Руки Паолы невольно выразили ее разочарование, она сделала легкое движение, чтобы освободить их; но он сжал их еще крепче.

– Я знаю все ее слабости – и люблю ее всю, со всеми слабостями и совершенствами, люблю так же безумно, как в первые дни, как в те сумасшедшие мгновения, когда впервые держал ее в своих объятиях.

Ее руки все настойчивее старались вырваться из плена, она бессознательно тянула их к себе и выдергивала, чтобы наконец освободить. В ее взоре появился страх. Он знал ее щепетильность и догадывался, что после того, как к ее губам так недавно прижимались губы другого, она не могла не бояться с его стороны еще более пылких проявлений любви.

– Пожалуйста, прошу тебя, не пугайся, робкая, прелестная, гордая птичка. Смотри – я отпускаю тебя на волю. Знай, что я горячо люблю тебя и что все это время считаюсь с тобой не меньше, чем с собой, и даже гораздо больше.

Он отодвинул свой стул, откинулся на его спинку и увидел, что ее взгляд стал доверчивее.

– Я открою тебе все мое сердце, – продолжал он, – и хочу, чтобы и ты открыла мне свое.

– Эта любовь ко мне что то совсем новое? – спросила она. – Рецидив?

– И так и не так!

– Я думала, что давно уж стала для тебя только привычкой…

– Я любил тебя все время.

– Но не безумно.

– Нет, – сознался он, – но с уверенностью. Я был так уверен в тебе, в себе. Это было для меня нечто постоянное и раз навсегда решенное. И тут я виноват. Но когда уверенность пошатнулась, вся моя любовь к тебе вспыхнула сызнова. Она жила в течение всего нашего брака, но это было ровное, постоянное пламя.

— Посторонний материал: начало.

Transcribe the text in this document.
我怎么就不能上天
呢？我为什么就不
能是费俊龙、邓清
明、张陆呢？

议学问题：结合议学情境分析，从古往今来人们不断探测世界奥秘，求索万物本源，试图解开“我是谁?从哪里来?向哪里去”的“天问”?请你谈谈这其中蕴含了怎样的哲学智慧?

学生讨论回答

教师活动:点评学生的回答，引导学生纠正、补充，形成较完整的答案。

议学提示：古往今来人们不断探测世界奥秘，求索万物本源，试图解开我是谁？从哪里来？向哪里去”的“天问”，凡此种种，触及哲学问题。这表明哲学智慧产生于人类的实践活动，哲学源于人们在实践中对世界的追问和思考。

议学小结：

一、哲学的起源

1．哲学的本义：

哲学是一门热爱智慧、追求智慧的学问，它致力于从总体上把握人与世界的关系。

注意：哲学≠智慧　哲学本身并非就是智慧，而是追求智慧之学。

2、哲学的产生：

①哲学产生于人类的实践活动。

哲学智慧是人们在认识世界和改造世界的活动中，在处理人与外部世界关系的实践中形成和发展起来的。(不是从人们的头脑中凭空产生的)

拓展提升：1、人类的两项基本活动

– А как же я? – спросила она.

– Сейчас дойдем и до тебя. Я знаю, что тебя тревожит и сейчас и несколько минут назад. Ты глубоко правдива и честна, и одна мысль о том, чтобы делить себя между двумя мужчинами, для тебя ужасна. Я понял тебя. Ты уже давно не позволяешь мне ни одного любовного прикосновения. – Он пожал плечами. – И я с того времени не стремился к ним.

– Значит, ты все таки знал? С первой минуты? – поспешно спросила она.

Дик кивнул.

– Может быть, – произнес он, словно взвешивая свои слова, – может быть, я уже ощущал то, что надвигалось, даже раньше, чем ты сама поняла. Но не будем вдаваться в это…

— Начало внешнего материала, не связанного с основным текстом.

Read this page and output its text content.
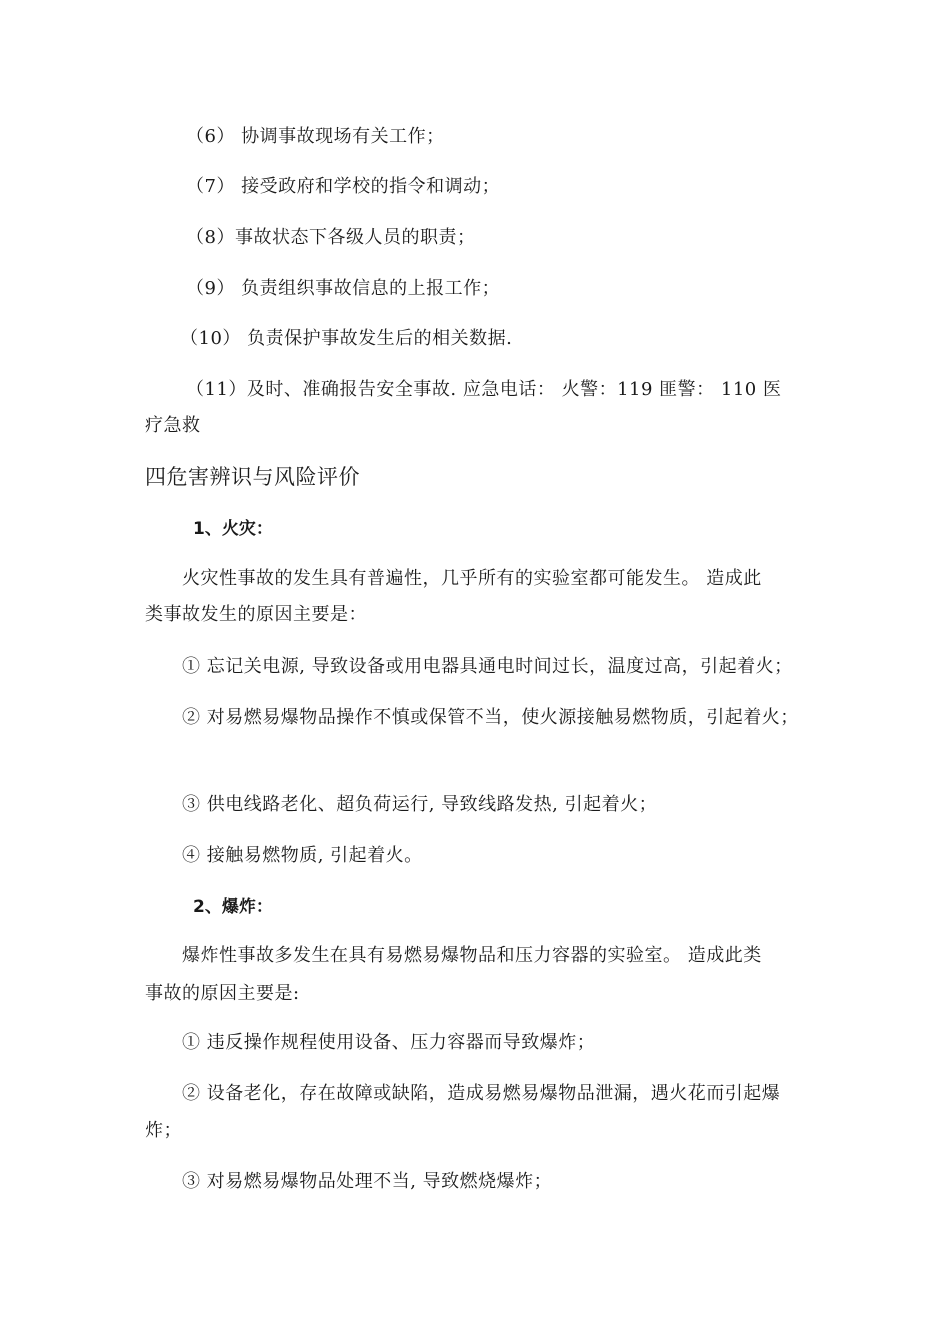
（6） 协调事故现场有关工作；
（7） 接受政府和学校的指令和调动；
（8）事故状态下各级人员的职责；
（9） 负责组织事故信息的上报工作；
（10） 负责保护事故发生后的相关数据.
（11）及时、准确报告安全事故. 应急电话： 火警：119 匪警： 110 医
疗急救
四危害辨识与风险评价
1、火灾：
火灾性事故的发生具有普遍性，几乎所有的实验室都可能发生。 造成此
类事故发生的原因主要是：
① 忘记关电源, 导致设备或用电器具通电时间过长，温度过高，引起着火；
② 对易燃易爆物品操作不慎或保管不当，使火源接触易燃物质，引起着火；
③ 供电线路老化、超负荷运行, 导致线路发热, 引起着火；
④ 接触易燃物质, 引起着火。
2、爆炸：
爆炸性事故多发生在具有易燃易爆物品和压力容器的实验室。 造成此类
事故的原因主要是:
① 违反操作规程使用设备、压力容器而导致爆炸；
② 设备老化，存在故障或缺陷，造成易燃易爆物品泄漏，遇火花而引起爆
炸；
③ 对易燃易爆物品处理不当, 导致燃烧爆炸；
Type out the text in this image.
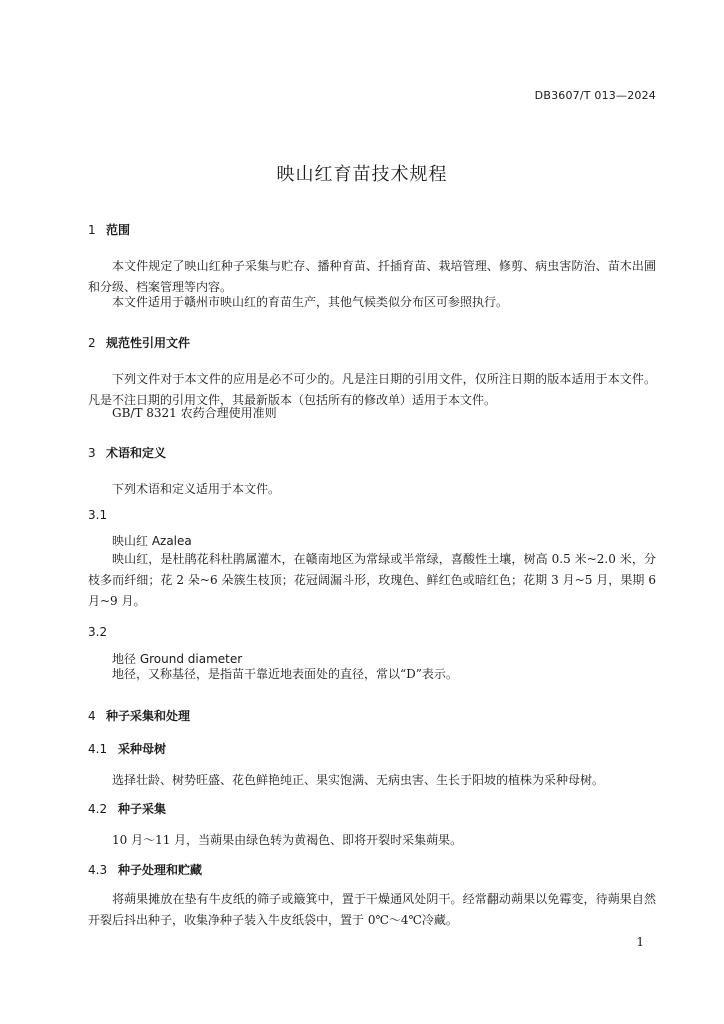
DB3607/T 013—2024
映山红育苗技术规程
1 范围
本文件规定了映山红种子采集与贮存、播种育苗、扦插育苗、栽培管理、修剪、病虫害防治、苗木出圃和分级、档案管理等内容。
本文件适用于赣州市映山红的育苗生产，其他气候类似分布区可参照执行。
2 规范性引用文件
下列文件对于本文件的应用是必不可少的。凡是注日期的引用文件，仅所注日期的版本适用于本文件。凡是不注日期的引用文件，其最新版本（包括所有的修改单）适用于本文件。
GB/T 8321 农药合理使用准则
3 术语和定义
下列术语和定义适用于本文件。
3.1
映山红 Azalea
映山红，是杜鹃花科杜鹃属灌木，在赣南地区为常绿或半常绿，喜酸性土壤，树高 0.5 米~2.0 米，分枝多而纤细；花 2 朵~6 朵簇生枝顶；花冠阔漏斗形，玫瑰色、鲜红色或暗红色；花期 3 月~5 月，果期 6 月~9 月。
3.2
地径 Ground diameter
地径，又称基径，是指苗干靠近地表面处的直径，常以“D”表示。
4 种子采集和处理
4.1 采种母树
选择壮龄、树势旺盛、花色鲜艳纯正、果实饱满、无病虫害、生长于阳坡的植株为采种母树。
4.2 种子采集
10 月～11 月，当蒴果由绿色转为黄褐色、即将开裂时采集蒴果。
4.3 种子处理和贮藏
将蒴果摊放在垫有牛皮纸的筛子或簸箕中，置于干燥通风处阴干。经常翻动蒴果以免霉变，待蒴果自然开裂后抖出种子，收集净种子装入牛皮纸袋中，置于 0℃～4℃冷藏。
1
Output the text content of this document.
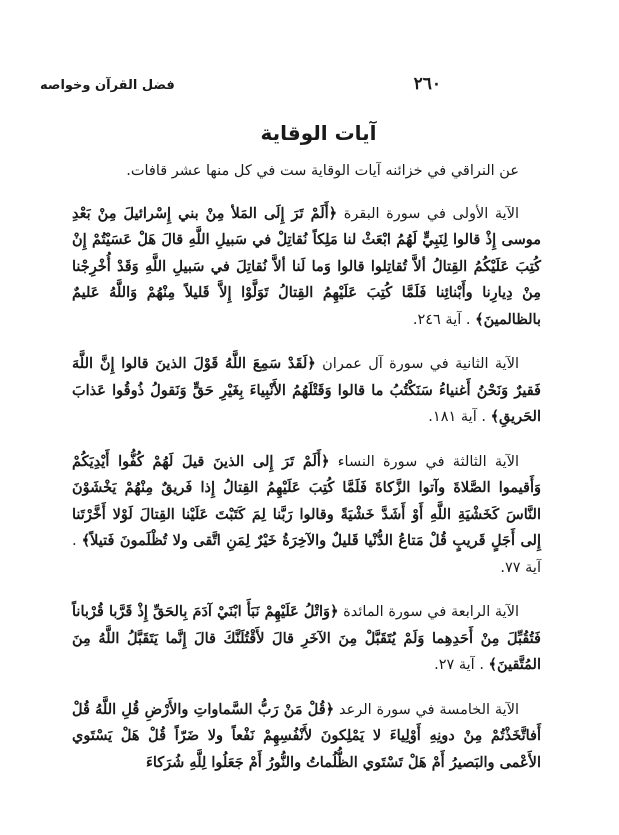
٢٦٠
فضل القرآن وخواصه
آيات الوقاية

عن النراقي في خزائنه آيات الوقاية ست في كل منها عشر قافات.

الآية الأولى في سورة البقرة ﴿أَلَمْ تَرَ إِلَى المَلأ مِنْ بني إِسْرائيلَ مِنْ بَعْدِ موسى إِذْ قالوا لِنَبِيٍّ لَهُمُ ابْعَثْ لنا مَلِكاً نُقاتِلْ في سَبيلِ اللَّهِ قالَ هَلْ عَسَيْتُمْ إِنْ كُتِبَ عَلَيْكُمُ القِتالُ ألاَّ تُقاتِلوا قالوا وَما لَنا ألاَّ نُقاتِلَ في سَبيلِ اللَّهِ وَقَدْ أُخْرِجْنا مِنْ دِيارِنا وأَبْنائِنا فَلَمَّا كُتِبَ عَلَيْهِمُ القِتالُ تَوَلَّوْا إِلاَّ قَليلاً مِنْهُمْ وَاللَّهُ عَليمٌ بالظالمينَ﴾ . آية ٢٤٦.

الآية الثانية في سورة آل عمران ﴿لَقَدْ سَمِعَ اللَّهُ قَوْلَ الذينَ قالوا إِنَّ اللَّهَ فَقيرٌ وَنَحْنُ أَغنياءُ سَنَكْتُبُ ما قالوا وَقَتْلَهُمُ الأَنْبِياءَ بِغَيْرِ حَقٍّ وَنَقولُ ذُوقُوا عَذابَ الحَريقِ﴾ . آية ١٨١.

الآية الثالثة في سورة النساء ﴿أَلَمْ تَرَ إِلى الذينَ قيلَ لَهُمْ كُفُّوا أَيْدِيَكُمْ وَأَقيموا الصَّلاةَ وآتوا الزَّكاةَ فَلَمَّا كُتِبَ عَلَيْهِمُ القِتالُ إِذا فَريقٌ مِنْهُمْ يَخْشَوْنَ النَّاسَ كَخَشْيَةِ اللَّهِ أَوْ أَشَدَّ خَشْيَةً وقالوا رَبَّنا لِمَ كَتَبْتَ عَلَيْنا القِتالَ لَوْلا أَخَّرْتَنا إِلى أَجَلٍ قَريبٍ قُلْ مَتاعُ الدُّنْيا قَليلٌ والآخِرَةُ خَيْرٌ لِمَنِ اتَّقى ولا تُظْلَمونَ فَتيلاً﴾ . آية ٧٧.

الآية الرابعة في سورة المائدة ﴿وَاتْلُ عَلَيْهِمْ نَبَأَ ابْنَيْ آدَمَ بِالحَقِّ إِذْ قَرَّبا قُرْباناً فَتُقُبِّلَ مِنْ أَحَدِهِما وَلَمْ يُتَقَبَّلْ مِنَ الآخَرِ قالَ لأَقْتُلَنَّكَ قالَ إِنَّما يَتَقَبَّلُ اللَّهُ مِنَ المُتَّقينَ﴾ . آية ٢٧.

الآية الخامسة في سورة الرعد ﴿قُلْ مَنْ رَبُّ السَّماواتِ والأَرْضِ قُلِ اللَّهُ قُلْ أَفاتَّخَذْتُمْ مِنْ دونِهِ أَوْلِياءَ لا يَمْلِكونَ لأَنْفُسِهِمْ نَفْعاً ولا ضَرّاً قُلْ هَلْ يَسْتَوي الأَعْمى والبَصيرُ أَمْ هَلْ تَسْتَوي الظُّلُماتُ والنُّورُ أَمْ جَعَلُوا لِلَّهِ شُرَكاءَ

– И ты видел… – решилась она спросить и смолкла от стыда при мысли, что муж мог быть свидетелем их ласк.

– Не будем унижать себя подробностями, Паола.

Кроме того, ничего дурного в этом не было и нет. Да мне и видеть было незачем. Я сам помню поцелуи, украденные тайком в короткие миги темноты, помимо прощаний на глазах у всех. Когда все признаки созревшего чувства налицо, нежные оттенки и любовные нотки в голосе не могут быть скрыты, так же как бессознательная ласка встретившихся взглядов, непроизвольная мягкость интонаций, перехваченное волнением дыхание… и тогда совершенно не нужно видеть поцелуй перед прощанием на ночь. Он неизбежен. И помни на будущее, моя любимая, что я тебя во всем оправдываю.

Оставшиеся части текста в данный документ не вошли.